In my A Game Per Year project, my goal has been to read one roleplaying game corebook for every year they’ve been published. However, I soon started to feel that it was hard to decipher how the games were really meant to be played. For this reason, I decided to start a parallel project, An Adventure Per Year, to read one roleplaying adventure for each year they’ve been published.
For 1979, I’m deviating a little from the usual format of this project. I try to read everything in the original editions to get a sense of how roleplaying games developed over the years.
However, Goodman Games has published a book called Into the Borderlands which collects two classic D&D adventures from 1979, In Search of the Unknown and The Keep on the Borderlands. The book updates the adventures for the 5th edition of D&D but also contains reprints of the original versions. Not once but twice for each, because there were different printings and they had minor differences.
Because of this, the book was a strange read: it had three versions of both adventures (two reprints and the 5th edition conversion) plus some extra encounters, mini adventures and so on.
The two adventures have been placed in the same world, with the dungeon from In Search of the Unknown included in the map of The Keep on the Borderlands. There are also some new story connections between the two adventures.
These two adventures, In Search of the Unknown and The Keep on the Borderlands, have a classic status for a couple different reasons. They are some of the earliest ever published for D&D and they showcase simple, foundational design ideas. Most importantly, at various times both were the default adventure you got when you bought the basic D&D boxed set. This means that for a generation of players, these were the first adventures they tried.
This also makes the adventures obvious candidates for reissue. Lots of people have nostalgic memories about them. However, when D&D landed in Finland, there were not the adventures we had available in translation, so I chose to read them now because people refer to them so often in game design discussions. I figured I better know what people talk about!
In Search of the Unknown is a pretty basic dungeon, filled with traps. It has a simple backstory involving two adventurers who built a dungeon as a base for themselves and then died.
The detail that everybody always notes about this adventure is that it’s rooms have descriptions but placement of monsters and treasure is left to the DM. The adventure is explicitly a teaching tool, meant to help starting Dungeon Masters learn their craft.
However, what struck me were the traps. Trap design is an art with a lot of development and effort through the history of roleplaying game design, after all.

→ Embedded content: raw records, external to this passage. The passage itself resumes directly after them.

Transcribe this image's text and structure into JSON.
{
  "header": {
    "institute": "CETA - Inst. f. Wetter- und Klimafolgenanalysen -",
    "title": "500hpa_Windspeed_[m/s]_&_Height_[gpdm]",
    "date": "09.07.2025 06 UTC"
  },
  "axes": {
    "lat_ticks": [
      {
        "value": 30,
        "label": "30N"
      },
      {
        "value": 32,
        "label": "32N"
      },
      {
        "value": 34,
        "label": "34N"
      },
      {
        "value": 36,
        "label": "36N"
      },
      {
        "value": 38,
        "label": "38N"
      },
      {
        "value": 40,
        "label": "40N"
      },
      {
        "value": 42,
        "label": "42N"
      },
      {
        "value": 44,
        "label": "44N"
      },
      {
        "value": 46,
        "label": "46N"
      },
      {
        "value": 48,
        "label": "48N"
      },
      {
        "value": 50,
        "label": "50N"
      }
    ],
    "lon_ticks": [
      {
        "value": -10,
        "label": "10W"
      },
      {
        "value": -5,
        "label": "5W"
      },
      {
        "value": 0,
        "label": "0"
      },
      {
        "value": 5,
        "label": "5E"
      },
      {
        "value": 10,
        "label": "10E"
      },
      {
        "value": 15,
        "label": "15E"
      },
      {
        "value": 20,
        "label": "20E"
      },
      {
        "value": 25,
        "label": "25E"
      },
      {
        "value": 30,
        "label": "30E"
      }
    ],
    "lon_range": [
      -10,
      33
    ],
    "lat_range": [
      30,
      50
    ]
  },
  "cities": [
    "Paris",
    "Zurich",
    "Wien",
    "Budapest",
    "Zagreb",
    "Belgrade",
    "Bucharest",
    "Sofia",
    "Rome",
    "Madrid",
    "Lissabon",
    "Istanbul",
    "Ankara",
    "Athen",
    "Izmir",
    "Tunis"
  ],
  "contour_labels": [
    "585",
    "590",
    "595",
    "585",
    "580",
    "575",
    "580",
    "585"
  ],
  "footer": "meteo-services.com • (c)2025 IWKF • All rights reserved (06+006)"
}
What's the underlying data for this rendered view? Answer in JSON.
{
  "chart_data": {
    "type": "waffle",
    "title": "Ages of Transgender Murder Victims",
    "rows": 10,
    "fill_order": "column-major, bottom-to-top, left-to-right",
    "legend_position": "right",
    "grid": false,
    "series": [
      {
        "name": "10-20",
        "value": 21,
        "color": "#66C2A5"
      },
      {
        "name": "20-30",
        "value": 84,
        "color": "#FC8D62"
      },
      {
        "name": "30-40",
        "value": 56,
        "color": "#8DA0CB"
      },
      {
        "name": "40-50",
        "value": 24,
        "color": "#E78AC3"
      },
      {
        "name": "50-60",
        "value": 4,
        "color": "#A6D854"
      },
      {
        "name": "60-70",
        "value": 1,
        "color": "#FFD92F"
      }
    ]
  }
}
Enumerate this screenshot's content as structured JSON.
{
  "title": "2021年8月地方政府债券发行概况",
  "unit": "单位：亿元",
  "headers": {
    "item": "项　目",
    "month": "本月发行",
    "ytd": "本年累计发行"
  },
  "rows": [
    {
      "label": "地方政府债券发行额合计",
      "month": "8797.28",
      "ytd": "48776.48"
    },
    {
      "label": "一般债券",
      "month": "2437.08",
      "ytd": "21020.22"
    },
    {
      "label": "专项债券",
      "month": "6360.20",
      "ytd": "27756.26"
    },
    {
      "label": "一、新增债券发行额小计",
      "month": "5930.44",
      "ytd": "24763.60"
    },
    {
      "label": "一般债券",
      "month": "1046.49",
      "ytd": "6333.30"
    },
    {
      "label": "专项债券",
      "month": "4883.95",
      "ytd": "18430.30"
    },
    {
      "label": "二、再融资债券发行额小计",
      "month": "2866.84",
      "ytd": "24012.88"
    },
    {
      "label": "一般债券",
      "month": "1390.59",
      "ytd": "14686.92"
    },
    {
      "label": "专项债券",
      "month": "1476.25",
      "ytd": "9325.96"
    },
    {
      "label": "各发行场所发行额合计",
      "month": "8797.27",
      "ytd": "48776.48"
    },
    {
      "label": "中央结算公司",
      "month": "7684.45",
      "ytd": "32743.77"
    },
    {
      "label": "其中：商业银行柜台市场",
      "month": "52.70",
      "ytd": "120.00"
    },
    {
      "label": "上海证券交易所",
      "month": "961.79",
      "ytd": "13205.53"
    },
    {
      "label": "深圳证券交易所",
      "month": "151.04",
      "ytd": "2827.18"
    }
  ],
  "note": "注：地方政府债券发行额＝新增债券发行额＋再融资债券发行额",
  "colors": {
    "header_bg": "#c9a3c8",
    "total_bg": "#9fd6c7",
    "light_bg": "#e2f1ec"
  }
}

One trap consist of two identical rooms. Once the characters enter one, they’re teleported to the other without realizing. This way, once they continue their adventure, their mapping is confused.

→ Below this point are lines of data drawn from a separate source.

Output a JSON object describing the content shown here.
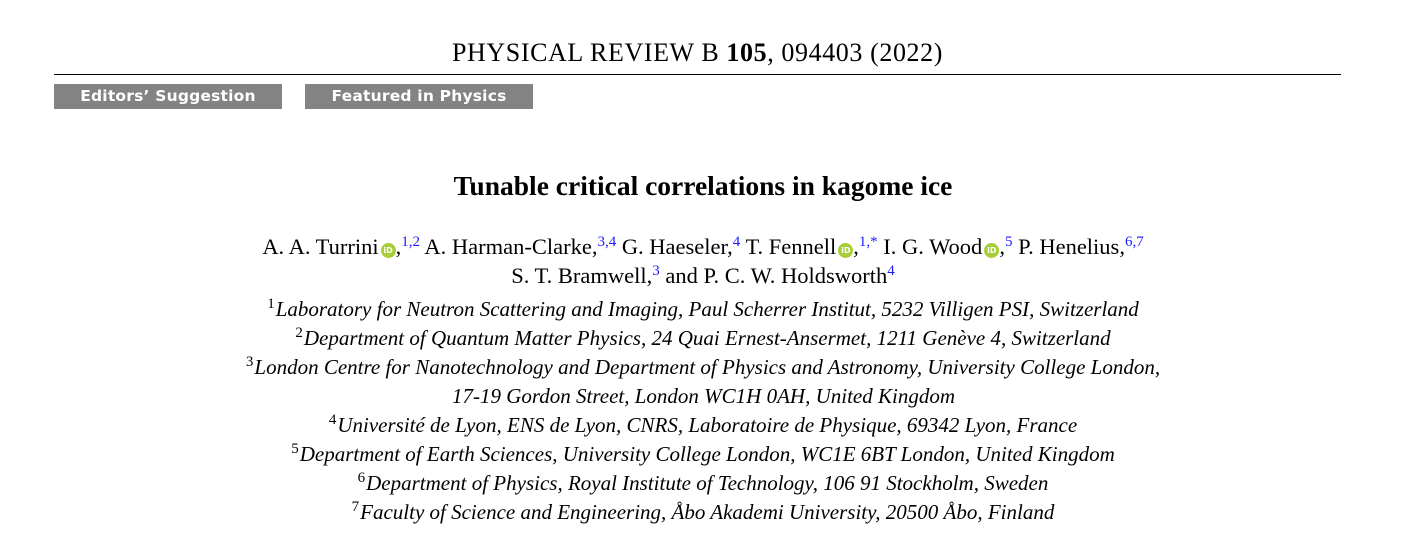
{
  "journal": {
    "name": "PHYSICAL REVIEW B",
    "volume": "105",
    "article": ", 094403 (2022)"
  },
  "badges": [
    {
      "label": "Editors’ Suggestion"
    },
    {
      "label": "Featured in Physics"
    }
  ],
  "title": "Tunable critical correlations in kagome ice",
  "authors": [
    {
      "name": "A. A. Turrini",
      "orcid": true,
      "sep": ",",
      "sup": "1,2"
    },
    {
      "name": "A. Harman-Clarke",
      "orcid": false,
      "sep": ",",
      "sup": "3,4"
    },
    {
      "name": "G. Haeseler",
      "orcid": false,
      "sep": ",",
      "sup": "4"
    },
    {
      "name": "T. Fennell",
      "orcid": true,
      "sep": ",",
      "sup": "1,*"
    },
    {
      "name": "I. G. Wood",
      "orcid": true,
      "sep": ",",
      "sup": "5"
    },
    {
      "name": "P. Henelius",
      "orcid": false,
      "sep": ",",
      "sup": "6,7"
    },
    {
      "name": "S. T. Bramwell",
      "orcid": false,
      "sep": ",",
      "sup": "3"
    },
    {
      "name": "and P. C. W. Holdsworth",
      "orcid": false,
      "sep": "",
      "sup": "4"
    }
  ],
  "affiliations": [
    {
      "num": "1",
      "text": "Laboratory for Neutron Scattering and Imaging, Paul Scherrer Institut, 5232 Villigen PSI, Switzerland"
    },
    {
      "num": "2",
      "text": "Department of Quantum Matter Physics, 24 Quai Ernest-Ansermet, 1211 Genève 4, Switzerland"
    },
    {
      "num": "3",
      "text": "London Centre for Nanotechnology and Department of Physics and Astronomy, University College London,"
    },
    {
      "num": "",
      "text": "17-19 Gordon Street, London WC1H 0AH, United Kingdom"
    },
    {
      "num": "4",
      "text": "Université de Lyon, ENS de Lyon, CNRS, Laboratoire de Physique, 69342 Lyon, France"
    },
    {
      "num": "5",
      "text": "Department of Earth Sciences, University College London, WC1E 6BT London, United Kingdom"
    },
    {
      "num": "6",
      "text": "Department of Physics, Royal Institute of Technology, 106 91 Stockholm, Sweden"
    },
    {
      "num": "7",
      "text": "Faculty of Science and Engineering, Åbo Akademi University, 20500 Åbo, Finland"
    }
  ],
  "colors": {
    "badge_bg": "#838383",
    "orcid": "#a6ce39",
    "link": "#1a1aff"
  },
  "icons": {
    "orcid": "orcid-icon"
  }
}
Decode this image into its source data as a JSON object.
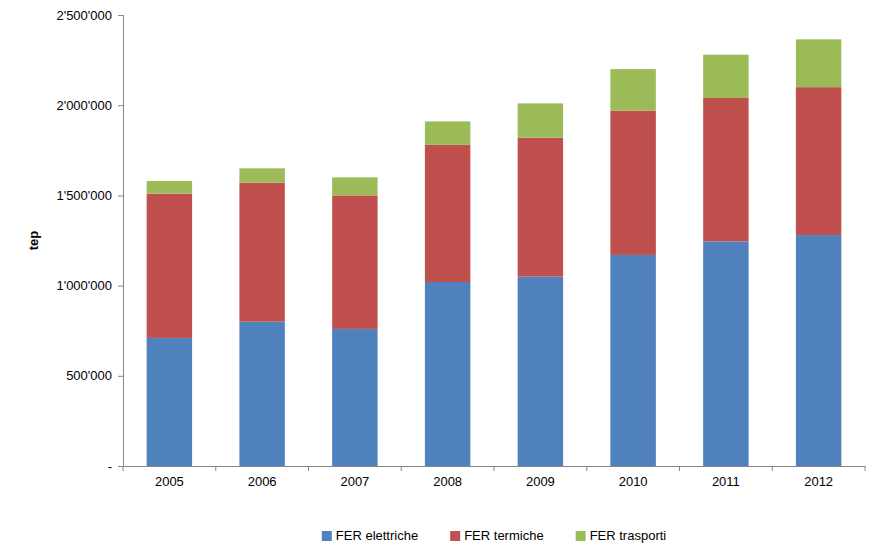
{
  "chart_data": {
    "type": "bar",
    "stacked": true,
    "grid": false,
    "legend": "bottom",
    "y_label": "tep",
    "categories": [
      "2005",
      "2006",
      "2007",
      "2008",
      "2009",
      "2010",
      "2011",
      "2012"
    ],
    "series": [
      {
        "name": "FER elettriche",
        "color": "#4f81bd",
        "values": [
          710000,
          800000,
          760000,
          1020000,
          1050000,
          1170000,
          1245000,
          1280000
        ]
      },
      {
        "name": "FER termiche",
        "color": "#c0504d",
        "values": [
          800000,
          770000,
          740000,
          760000,
          770000,
          800000,
          795000,
          820000
        ]
      },
      {
        "name": "FER trasporti",
        "color": "#9bbb59",
        "values": [
          70000,
          80000,
          100000,
          130000,
          190000,
          230000,
          240000,
          265000
        ]
      }
    ],
    "ylim": [
      0,
      2500000
    ],
    "yticks": [
      {
        "value": 0,
        "label": "-"
      },
      {
        "value": 500000,
        "label": "500'000"
      },
      {
        "value": 1000000,
        "label": "1'000'000"
      },
      {
        "value": 1500000,
        "label": "1'500'000"
      },
      {
        "value": 2000000,
        "label": "2'000'000"
      },
      {
        "value": 2500000,
        "label": "2'500'000"
      }
    ]
  }
}
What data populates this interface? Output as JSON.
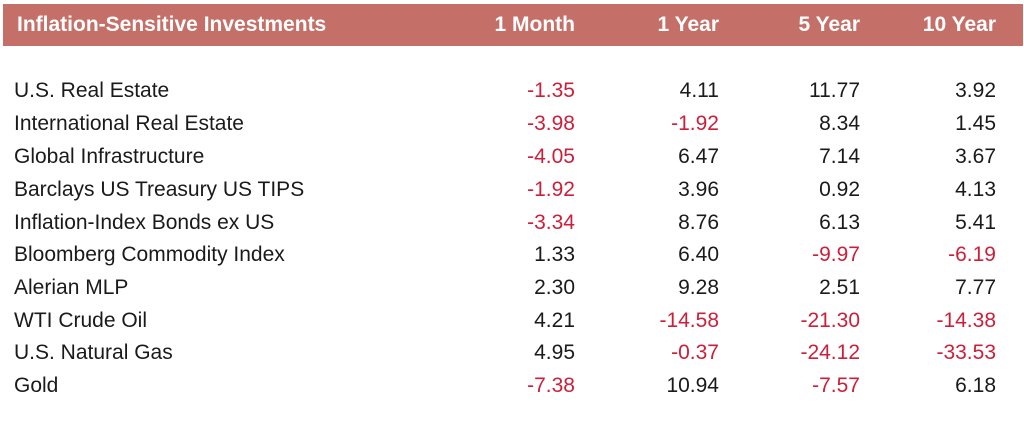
{
  "header": {
    "title": "Inflation-Sensitive Investments",
    "columns": [
      "1 Month",
      "1 Year",
      "5 Year",
      "10 Year"
    ]
  },
  "colors": {
    "header_bg": "#c47068",
    "negative": "#cc1f3a"
  },
  "rows": [
    {
      "name": "U.S. Real Estate",
      "values": [
        "-1.35",
        "4.11",
        "11.77",
        "3.92"
      ]
    },
    {
      "name": "International Real Estate",
      "values": [
        "-3.98",
        "-1.92",
        "8.34",
        "1.45"
      ]
    },
    {
      "name": "Global Infrastructure",
      "values": [
        "-4.05",
        "6.47",
        "7.14",
        "3.67"
      ]
    },
    {
      "name": "Barclays US Treasury US TIPS",
      "values": [
        "-1.92",
        "3.96",
        "0.92",
        "4.13"
      ]
    },
    {
      "name": "Inflation-Index Bonds ex US",
      "values": [
        "-3.34",
        "8.76",
        "6.13",
        "5.41"
      ]
    },
    {
      "name": "Bloomberg Commodity Index",
      "values": [
        "1.33",
        "6.40",
        "-9.97",
        "-6.19"
      ]
    },
    {
      "name": "Alerian MLP",
      "values": [
        "2.30",
        "9.28",
        "2.51",
        "7.77"
      ]
    },
    {
      "name": "WTI Crude Oil",
      "values": [
        "4.21",
        "-14.58",
        "-21.30",
        "-14.38"
      ]
    },
    {
      "name": "U.S. Natural Gas",
      "values": [
        "4.95",
        "-0.37",
        "-24.12",
        "-33.53"
      ]
    },
    {
      "name": "Gold",
      "values": [
        "-7.38",
        "10.94",
        "-7.57",
        "6.18"
      ]
    }
  ]
}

This is of course connected to the idea that the players draw the map at the gaming table as the DM describes the rooms and corridors of the dungeon.
Another trap consists of a series of magical pools. The characters can drink from each, and they have various interesting effects. This creates chaos, and that can be fun. It’s a simple expression of a dungeon feature that’s designed not so much to damage the characters or cause hardship but rather just to introduce an element of chance.
The Keep on the Borderlands is a campaign setting in miniature. It has a town (the titular Keep) where characters can buy stuff, rest and talk to people. It has a small wilderness area with encounters and finally a dungeon, The Caves of Chaos. If we’re using the 5th edition conversion, it also has the dungeon of In Search of the Unknown.
In its basic setup, The Keep on the Borderlands is classic D&D in a pure form. You’re a bunch of adventurers who come from civilization. Your job is to go to a cave where people of the wrong race live, exterminate them and take their stuff.
Nowadays this basic setup gets prettified with more justifications for why the adventurers do what they do. Perhaps the goblins ambushed travelers, as in the 5e adventure Lost Mine of Phandelver.
Looking closer at the design of The Caves of Chaos, it’s interesting that it stresses the idea of a dungeon ecosystem. How do all the creatures who live in the dungeon interact? This time, there are descriptions of how the different tribes of gnolls or orcs think about the others, and what do they do in times of crisis. (Such as when adventurers roll in.)